Randy Bachman.

Bachman, sur scène et à la radio

CHRONIQUE / La présence de Randy Bachman sur la Zone portuaire de Chicoutimi, le 3 août, me réjouit à plus d’un titre. Je n’ai qu’à regarder mes vinyles des Guess Who et de Bachman Turner Overdrive pour réaliser à quel point sa musique a été présente dans ma vie. Je serai donc heureux d’assister à ce spectacle qui servira de prélude au Festival international des Rythmes du Monde. Juste d’entendre Taking Care Of Business, ça va faire ma journée.

Je ne suis pas inquiet pour la performance du Manitobain, eu égard au DVD qu’il a enregistré avec son vieux complice des Guess Who, Burton Cummings. Comme le montre First Time Around, une production qui remonte à 2006, ces vétérans ont su se ménager, au lieu de s’abîmer comme tant de leurs collègues. Ils n’ont pas besoin d’embaucher des chanteurs plus jeunes, à la voix plus fraîche, pour rendre justice à leurs classiques.

Parlant de voix, l’autre raison qui m’aurait poussé à assister au spectacle, même sans le couvrir, tient à l’émission de radio Randy Bachman’s Vinyl Tap.
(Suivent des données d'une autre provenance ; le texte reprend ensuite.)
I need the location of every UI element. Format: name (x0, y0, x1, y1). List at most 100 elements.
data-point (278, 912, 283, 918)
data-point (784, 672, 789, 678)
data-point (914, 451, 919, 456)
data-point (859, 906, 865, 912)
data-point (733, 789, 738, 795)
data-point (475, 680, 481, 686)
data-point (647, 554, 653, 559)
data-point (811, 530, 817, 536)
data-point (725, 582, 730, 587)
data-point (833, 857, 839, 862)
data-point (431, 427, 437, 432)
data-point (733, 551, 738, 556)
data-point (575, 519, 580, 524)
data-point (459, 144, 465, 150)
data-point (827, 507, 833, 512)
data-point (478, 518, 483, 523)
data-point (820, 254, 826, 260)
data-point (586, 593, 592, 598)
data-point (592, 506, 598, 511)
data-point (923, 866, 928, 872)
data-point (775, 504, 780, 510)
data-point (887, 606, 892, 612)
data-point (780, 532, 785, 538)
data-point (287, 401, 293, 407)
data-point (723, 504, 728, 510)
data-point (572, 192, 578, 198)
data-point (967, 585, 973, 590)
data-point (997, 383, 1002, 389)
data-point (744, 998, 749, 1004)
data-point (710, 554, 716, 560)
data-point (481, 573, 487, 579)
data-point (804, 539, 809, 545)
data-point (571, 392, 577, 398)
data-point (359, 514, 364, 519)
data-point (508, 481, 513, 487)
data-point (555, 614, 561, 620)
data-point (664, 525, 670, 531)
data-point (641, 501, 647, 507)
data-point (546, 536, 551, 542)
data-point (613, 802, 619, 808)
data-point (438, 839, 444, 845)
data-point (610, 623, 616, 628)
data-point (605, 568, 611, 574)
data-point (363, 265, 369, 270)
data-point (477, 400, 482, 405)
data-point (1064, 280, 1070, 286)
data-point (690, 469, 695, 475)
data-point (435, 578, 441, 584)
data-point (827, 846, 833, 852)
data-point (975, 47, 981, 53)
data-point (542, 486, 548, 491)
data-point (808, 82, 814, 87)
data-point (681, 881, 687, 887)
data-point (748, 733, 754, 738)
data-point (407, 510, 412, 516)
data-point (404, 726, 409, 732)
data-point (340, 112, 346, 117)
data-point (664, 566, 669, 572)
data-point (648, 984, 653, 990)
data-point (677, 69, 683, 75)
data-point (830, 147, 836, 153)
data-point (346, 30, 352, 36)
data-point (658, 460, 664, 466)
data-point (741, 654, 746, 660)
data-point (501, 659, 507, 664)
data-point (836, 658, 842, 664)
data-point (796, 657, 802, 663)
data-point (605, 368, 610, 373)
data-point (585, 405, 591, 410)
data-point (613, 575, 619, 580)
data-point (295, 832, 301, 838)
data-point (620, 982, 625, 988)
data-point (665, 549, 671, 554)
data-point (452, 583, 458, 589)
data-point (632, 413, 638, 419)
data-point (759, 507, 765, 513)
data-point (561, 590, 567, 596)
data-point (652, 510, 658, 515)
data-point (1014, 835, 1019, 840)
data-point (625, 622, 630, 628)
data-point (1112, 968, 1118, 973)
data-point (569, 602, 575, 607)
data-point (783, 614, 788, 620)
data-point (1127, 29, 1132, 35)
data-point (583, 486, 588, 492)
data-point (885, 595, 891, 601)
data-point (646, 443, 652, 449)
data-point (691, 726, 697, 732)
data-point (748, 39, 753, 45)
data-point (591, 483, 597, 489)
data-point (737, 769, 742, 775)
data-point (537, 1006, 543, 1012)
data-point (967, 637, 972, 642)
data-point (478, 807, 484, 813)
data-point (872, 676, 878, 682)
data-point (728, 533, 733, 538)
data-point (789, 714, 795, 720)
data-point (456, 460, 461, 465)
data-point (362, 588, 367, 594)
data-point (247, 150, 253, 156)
Elle est diffusée depuis plusieurs années à la CBC. On peut l’entendre le samedi, de 19h à 21h, ainsi que le vendredi, à compter 23h, et même ceux qui ne maîtrisent pas l’anglais y trouveraient leur compte.

L’homme possède une voix taillée sur mesure pour ce médium, en effet. Elle est bien ronde, tantôt enjouée, tantôt enveloppante. Et si on comprend ce qu’il raconte, c’est encore mieux. Souvent liées par un thème choisi par les auditeurs, les chansons figurant au programme lui inspirent maintes anecdotes qu’il n’a pas trouvées dans des livres. Ce sont ses souvenirs à lui, mettant en scène des artistes légendaires.

La semaine dernière, par exemple, il a été question d’un concert présenté dans l’ancien Forum de Los Angeles, au début des années 1970. La tête d’affiche était le groupe Creedence Clearwater Revival dont, justement, on allait entendre un succès. Dans une veine différente, Randy Bachman a présenté une série d’émissions où, guitare en mains, il avait décrit les différentes techniques utilisées pour créer des chansons. C’était comme une radiographie, mais avec le côté relax d’une soirée au coin du feu.

Bien qu’on l’associe au rock, sa culture musicale est impressionnante. De Louis Jordan au hip-hop, du blues rural au new wave, on a le sentiment qu’aucun artiste, aucun mode d’expression, ne lui sont étrangers. Écouter son émission, c’est s’ouvrir les oreilles pour la peine.